This is my first criticism class, and I must say it's about time. The modern writer (maybe since the 'postmodernists' of the 60's, at least ostensibly) is acutely aware of criticism - so acutely aware that her irony has become stultified, unremarkable, soft-edged. I take this class as a writer first and foremost, and with the firm conviction that the critic isn't justified as an explainer of text, but as a writer herself approaching no less sharply but from a different angle (and hopefully with zest, wit, and deliberation, speaking hard words while advocating systems that welcome self-adjustment just as they agitate the pen of the solitary reader to response.)
Self-made human beings, the founders of thought-schools, cast long shadows. Criticism begets criticism, just as thought begets thought - anybody who has ever been caught in the endless proliferation of thinking about thought understands that we can only pontificate so far. To paraphrase Emerson, we can't spend our lives-entire in explaining. And, yet, as Freud has taught us, there are primary urges beyond the metaphorical unit of the word itself, ideology is lethal at its most invisible, and history cannot be ignored - what is not there in the text is often at the forefront, and revisiting texts in political modes - marxism, feminism, racial theory - can provide us with a fresh outlook, especially towards where our fiction is going/ should be going.

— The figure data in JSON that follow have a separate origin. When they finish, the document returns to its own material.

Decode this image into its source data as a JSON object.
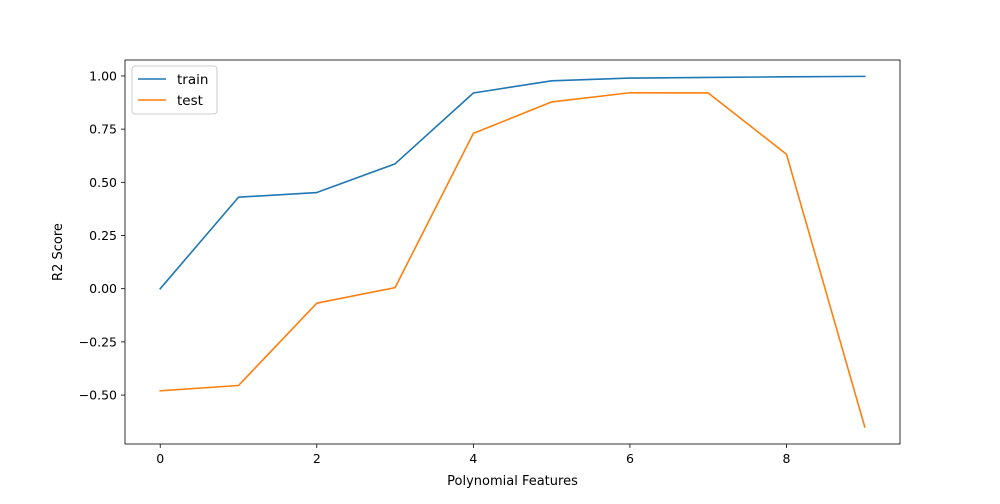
{
  "chart_data": {
    "type": "line",
    "title": "",
    "xlabel": "Polynomial Features",
    "ylabel": "R2 Score",
    "x": [
      0,
      1,
      2,
      3,
      4,
      5,
      6,
      7,
      8,
      9
    ],
    "xlim": [
      -0.45,
      9.45
    ],
    "ylim": [
      -0.73,
      1.075
    ],
    "x_ticks": [
      0,
      2,
      4,
      6,
      8
    ],
    "x_tick_labels": [
      "0",
      "2",
      "4",
      "6",
      "8"
    ],
    "y_ticks": [
      -0.5,
      -0.25,
      0,
      0.25,
      0.5,
      0.75,
      1.0
    ],
    "y_tick_labels": [
      "−0.50",
      "−0.25",
      "0.00",
      "0.25",
      "0.50",
      "0.75",
      "1.00"
    ],
    "grid": false,
    "legend_position": "top-left",
    "series": [
      {
        "name": "train",
        "color": "#1f77b4",
        "values": [
          0.0,
          0.43,
          0.452,
          0.587,
          0.92,
          0.977,
          0.99,
          0.993,
          0.996,
          0.998
        ]
      },
      {
        "name": "test",
        "color": "#ff7f0e",
        "values": [
          -0.48,
          -0.455,
          -0.068,
          0.005,
          0.73,
          0.878,
          0.921,
          0.92,
          0.632,
          -0.65
        ]
      }
    ]
  }
}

On the other hand, the eminent and often vilified Harold Bloom lives in my other ear, and he is a force to be reckoned with (however offensive some may find him - my personal view is that he's appointed himself as a pariah to remind us of something rather important) - what he calls the 'school of resentment,' simply defined as a spawn of political theorists with little interest in text beyond an exclusive agenda, is something i've experienced and something I believe in, even fear to an extent (as someone who fell in love with books as so many of us have, on a rainy day curled up with a book and convinced that i'd tapped into raw beauty, something finally approaching an honest version of empathy) - how long before the sublime splendor of texts, the indescribable power that reminds us that Being is for itself, is usurped by agendas (however benign) and reduced to little more than political tract. How long before primacy is overwhelmed by what is by nature secondary, and writing becomes a byproduct of liberal guilt. What has become of whimsy? And what of our essential solitude where all expanse begins?
It is not an easy question, but I believe it's a worthwhile one. I look forward to reading all sorts of texts in the class, but these are the primary questions that ground my readings.